Del.Code tit. 8, § 259(a) (1975) (emphasis added). See also Md. Corp. & Ass'ns Code Ann. § 3-114 (1975 & Supp. 1980); Pa.Stat. Ann., tit. 15, § 1907 (Supp.1980-1981). Whether such a statute operates to assign the liability insurance of the merged corporation to the surviving corporation has been addressed in only three cases: Paxton & Vierling Steel Co. v. Great American Insurance Co., 497 F. Supp. 573 (D.Neb.1980); Aetna Life & Casualty v. United Pacific Reliance Insurance Co., 580 P.2d 230 (Utah 1978); Chatham Corp. v. Argonaut Insurance Co., 70 Misc.2d 1028, 334 N.Y.S.2d 959 (Sup.Ct.1972). The essential facts of all three cases are identical to those here, except that, of the three, only Paxton & Vierling involved a policy containing a clause prohibiting assignments without the insurer's consent. All three courts concluded that, by issuing the comprehensive liability insurance policy to the since-merged corporation, the insurer undertook contingent contractual obligations to the merged corporation with corresponding contingent contractual rights in that corporation's favor. Upon merger, these rights automatically vested in the surviving corporation by *753 operation of the merger statute. See, e. g., Chatham Corp. v. Argonaut Insurance Co., supra, 334 N.Y.S.2d at 961. In other words, the surviving corporation simply stands in the same position as that occupied by the merged corporation prior to the merger. Aetna Life & Casualty v. United Pacific Reliance Insurance Co., supra, at 232. The Court agrees with these cases in both reasoning and result.

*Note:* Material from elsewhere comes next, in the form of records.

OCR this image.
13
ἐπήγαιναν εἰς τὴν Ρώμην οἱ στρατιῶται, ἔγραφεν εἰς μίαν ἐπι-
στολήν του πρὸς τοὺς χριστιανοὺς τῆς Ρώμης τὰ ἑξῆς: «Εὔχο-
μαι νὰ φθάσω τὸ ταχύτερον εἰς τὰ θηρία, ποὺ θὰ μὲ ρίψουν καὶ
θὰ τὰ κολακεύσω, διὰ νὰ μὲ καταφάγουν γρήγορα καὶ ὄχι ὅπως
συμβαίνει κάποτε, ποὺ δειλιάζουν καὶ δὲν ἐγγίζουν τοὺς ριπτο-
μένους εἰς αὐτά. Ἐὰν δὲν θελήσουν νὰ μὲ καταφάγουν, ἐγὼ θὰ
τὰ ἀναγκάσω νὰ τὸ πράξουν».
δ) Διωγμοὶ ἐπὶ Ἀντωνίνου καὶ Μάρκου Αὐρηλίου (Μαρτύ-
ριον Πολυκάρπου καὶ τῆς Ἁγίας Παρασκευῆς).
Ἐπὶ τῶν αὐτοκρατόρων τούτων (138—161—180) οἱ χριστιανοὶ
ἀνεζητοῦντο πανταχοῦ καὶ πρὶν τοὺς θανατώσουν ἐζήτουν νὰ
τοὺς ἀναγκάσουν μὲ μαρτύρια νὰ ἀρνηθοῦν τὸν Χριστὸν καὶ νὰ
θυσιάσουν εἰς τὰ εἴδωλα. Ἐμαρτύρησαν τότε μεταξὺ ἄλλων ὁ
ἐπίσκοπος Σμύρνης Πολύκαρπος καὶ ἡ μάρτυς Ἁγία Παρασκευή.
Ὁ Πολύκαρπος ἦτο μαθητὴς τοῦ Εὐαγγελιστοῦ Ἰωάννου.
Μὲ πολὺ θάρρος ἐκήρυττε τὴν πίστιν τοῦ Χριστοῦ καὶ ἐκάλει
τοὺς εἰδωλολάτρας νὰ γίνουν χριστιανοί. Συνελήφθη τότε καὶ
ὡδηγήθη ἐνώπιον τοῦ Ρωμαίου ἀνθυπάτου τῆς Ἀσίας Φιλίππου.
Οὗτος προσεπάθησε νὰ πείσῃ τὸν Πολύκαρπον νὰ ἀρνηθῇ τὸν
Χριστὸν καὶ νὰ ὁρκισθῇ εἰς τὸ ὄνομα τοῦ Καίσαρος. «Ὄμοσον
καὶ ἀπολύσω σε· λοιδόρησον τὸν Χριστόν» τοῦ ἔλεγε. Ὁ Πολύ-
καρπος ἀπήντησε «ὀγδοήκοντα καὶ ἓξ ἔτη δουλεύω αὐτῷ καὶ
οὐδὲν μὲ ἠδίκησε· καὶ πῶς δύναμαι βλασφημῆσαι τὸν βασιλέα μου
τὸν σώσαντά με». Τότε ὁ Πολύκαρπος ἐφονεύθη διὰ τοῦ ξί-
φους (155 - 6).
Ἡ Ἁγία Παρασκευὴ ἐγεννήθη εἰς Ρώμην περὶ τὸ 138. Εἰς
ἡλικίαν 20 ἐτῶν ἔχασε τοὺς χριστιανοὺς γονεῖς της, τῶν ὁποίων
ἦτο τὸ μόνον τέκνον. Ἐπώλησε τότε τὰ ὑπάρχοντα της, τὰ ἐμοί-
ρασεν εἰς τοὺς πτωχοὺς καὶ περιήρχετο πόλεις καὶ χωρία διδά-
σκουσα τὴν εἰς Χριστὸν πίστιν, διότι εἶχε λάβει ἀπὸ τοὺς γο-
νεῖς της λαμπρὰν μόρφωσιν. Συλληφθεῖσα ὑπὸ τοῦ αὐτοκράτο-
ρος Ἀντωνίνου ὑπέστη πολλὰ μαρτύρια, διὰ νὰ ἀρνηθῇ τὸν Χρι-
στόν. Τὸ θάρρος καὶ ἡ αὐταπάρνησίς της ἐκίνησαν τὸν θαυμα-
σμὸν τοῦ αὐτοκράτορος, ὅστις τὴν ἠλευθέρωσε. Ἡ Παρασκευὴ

Defendants contend, however, that this result does not obtain where, as here, the policy contains a clause prohibiting assignment without the insurer's consent. The policy provision referred to speaks in general terms: "Assignment of interest under this Policy shall not bind the Company until its consent is endorsed hereon...." Plaintiff's Motion for Summary Judgment, Exhibit B. In Paxton & Vierling, supra, the court rejected this argument. The Paxton & Vierling court relied on Imperial Enterprises, Inc. v. Fireman's Fund Insurance Co., 535 F.2d 287, 292-293 (5th Cir. 1976), in which the Court of Appeals for the Fifth Circuit held that Georgia law would not permit an insurer, on the strength of a "no-assignment" clause, to escape liability under a fire insurance policy transferred by corporate merger. The Paxton & Vierling court, therefore, held that, in the absence of an increase in risk to the insurer, a "no-assignment" clause should not be applied ritualistically or mechanically so as to forfeit coverage as a result of a transfer of the policy without the insurer's consent pursuant to a statutory merger of the insured. Paxton & Vierling Steel Co. v. Great American Insurance Co., supra, at 578. The reason for refusing to apply a "no-assignment" clause to avoid an involuntary assignment is pragmatic: "such transfers do not entail any increase in the risk or hazard assumed by the insurer." Imperial Enterprises, Inc. v. Fireman's Fund Insurance Co., supra, at 291; Paxton & Vierling Steel Co. v. Great American Insurance Co., supra, at 581. Likewise, in the instant case, the insurer can claim no prejudice from such a holding, for St. Paul will be liable only on those claims against Brunswick arising out of covered acts of Filterite which occurred during the period of St. Paul's coverage.

The Court has considered the other arguments of the defendant and found them equally without merit. In the absence of explicit language prohibiting assignment of the policy through merger,[1] the Court will not deprive the surviving corporation of the protection bargained and paid for by the merged corporation. Therefore, the Court holds that, under state corporation law, the surviving corporation in a merger is vested with all rights and benefits under a liability insurance policy formerly due the merged corporation. An appropriate Order will be entered.


[1] At least one court has suggested that, were it presented with the issue, it would hold that the merger statute overrides a "no-assignment" clause. Paxton & Vierling Steel Co. v. Great American Insurance Co., supra, at 581.